Text
CASE REPORT PADA MULTIGRAVIDA TRIMESTER III DENGAN ANEMIA RINGAN DI PUSKESMAS KAMAL KABUPATEN BANGKALAN
Anemia terjadi akibat berkurangnya sel darah merah atau rendahnya hemoglobin, menurunkan kemampuan darah mengangkut oksigen. Ibu hamil anemia ditandai Hb <11 g/dL trimester satu dan tiga atau Hb <10,5 g/dL trimester dua. Ibu multigravida lebih rentan akibat cadangan nutrisi menurun, kurang asupan zat besi dan vitamin C, serta minim kunjungan ANC. Anemia kehamilan dapat menyebabkan komplikasi serius seperti persalinan prematur, BBLR, IUGR, perdarahan postpartum, dan stunting. Pencegahan melalui edukasi gizi, konsumsi makanan kaya zat besi dan vitamin C, kepatuhan minum tablet Fe, serta dukungan program MMS.
Penelitian ini menggunakan desain deskriptif dengan pendekatan case report pada ibu hamil multigravida trimester III dengan anemia ringan di Puskesmas Kamal, Bangkalan, JanuariāMei 2025. Data diperoleh melalui wawancara, pemeriksaan fisik dan Hb, serta telaah dokumen medis. Asuhan kebidanan dilakukan dalam tiga kunjungan, meliputi pengkajian, edukasi gizi, pemberian suplemen Fe dan MMS, evaluasi kepatuhan, serta pemeriksaan ulang Hb.
Pada kunjungan pertama, Ny.
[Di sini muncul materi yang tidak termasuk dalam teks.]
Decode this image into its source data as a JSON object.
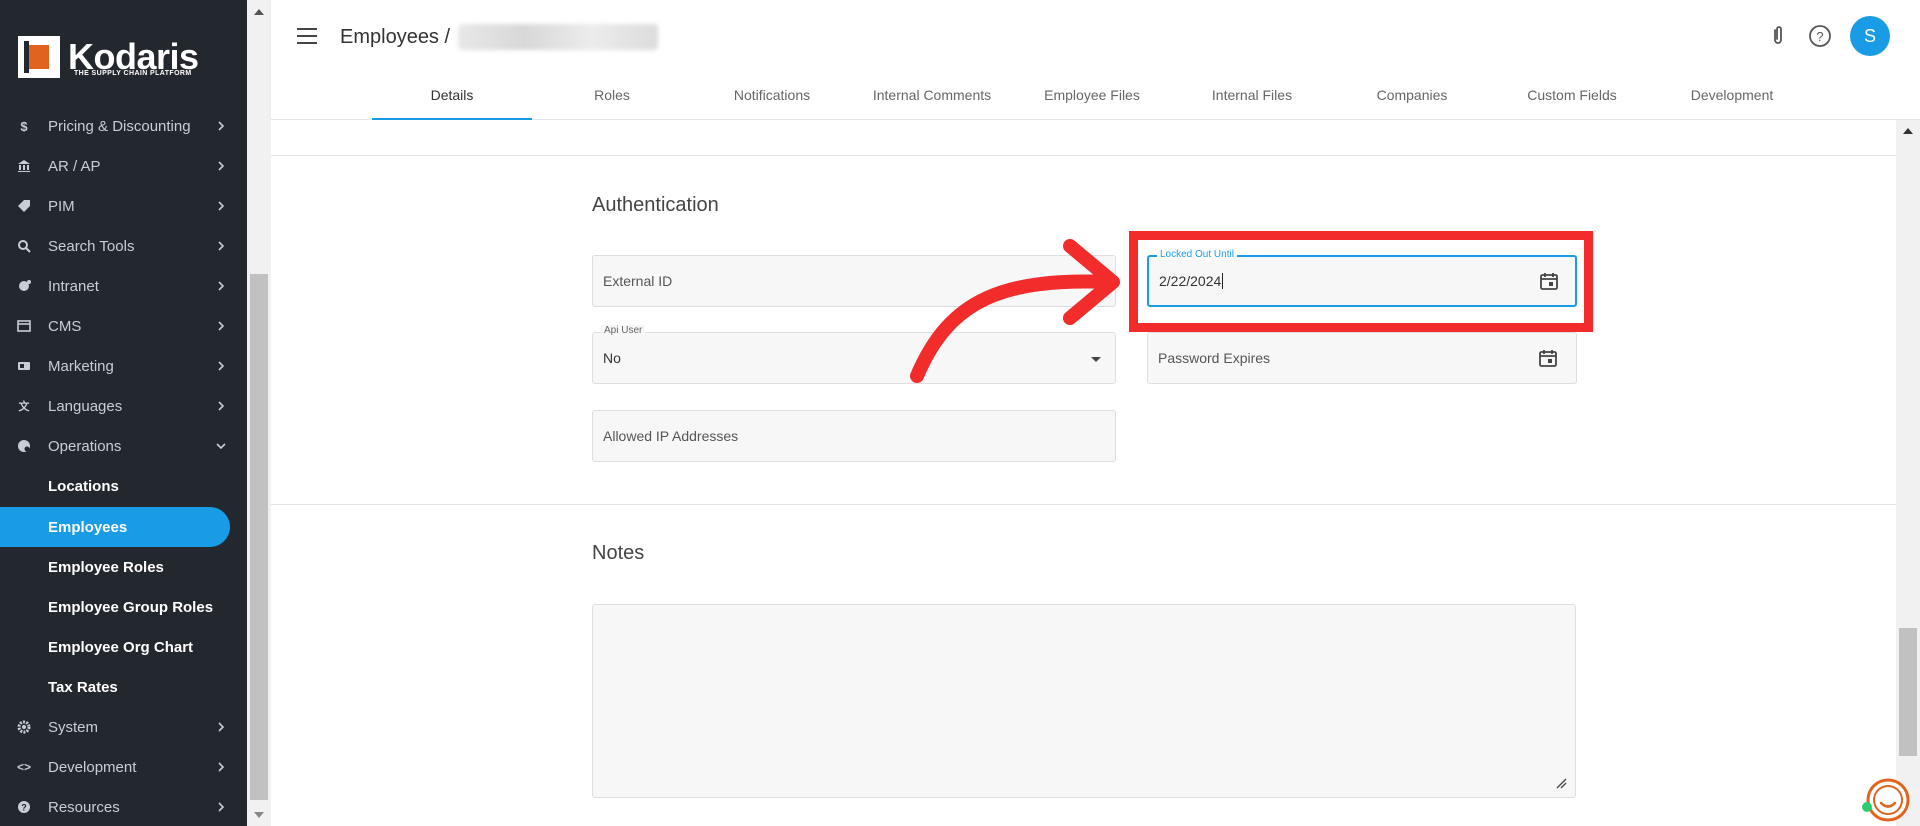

S mengeluh pusing dan sering BAK malam hari. Ibu tidak suka sayuran dan tidak rutin minum tablet Fe. Kadar Hb 10,0 g/dL menunjukkan anemia ringan. Asuhan meliputi edukasi anemia, pola makan bergizi, pemberian tablet Fe dan MMS, serta anjuran mengurangi cairan sore-malam dan meningkatkan asupan pagi-siang untuk keluhan BAK. Kedua, keluhan pusing dan BAK teratasi, tetapi ibu mengeluh nyeri punggung. Asuhan meliputi kompres air hangat dan anjuran rutin minum tablet kalsium. Ketiga, nyeri punggung masih dirasakan, tetapi Hb meningkat menjadi 15,4 g/dL menandakan anemia teratasi. Asuhan meliputi anjuran tetap konsumsi MMS, hentikan tablet Fe, kurangi aktivitas berat, dan lakukan senam hamil.
Intervensi menunjukkan hasil positif dengan peningkatan kepatuhan konsumsi tablet Fe dan MMS, serta peningkatan Hb menjadi 15,4 g/dL. Keberhasilan ini mencerminkan efektivitas suplemen, perbaikan pola makan, edukasi, dan pemantauan konsisten. Untuk mencegah anemia berulang, ibu dianjurkan menjaga pola makan sehat dan rutin konsumsi MMS. Pendampingan dan edukasi selama kehamilan diharapkan mampu menjaga kesehatan ibu dan janin hingga persalinan.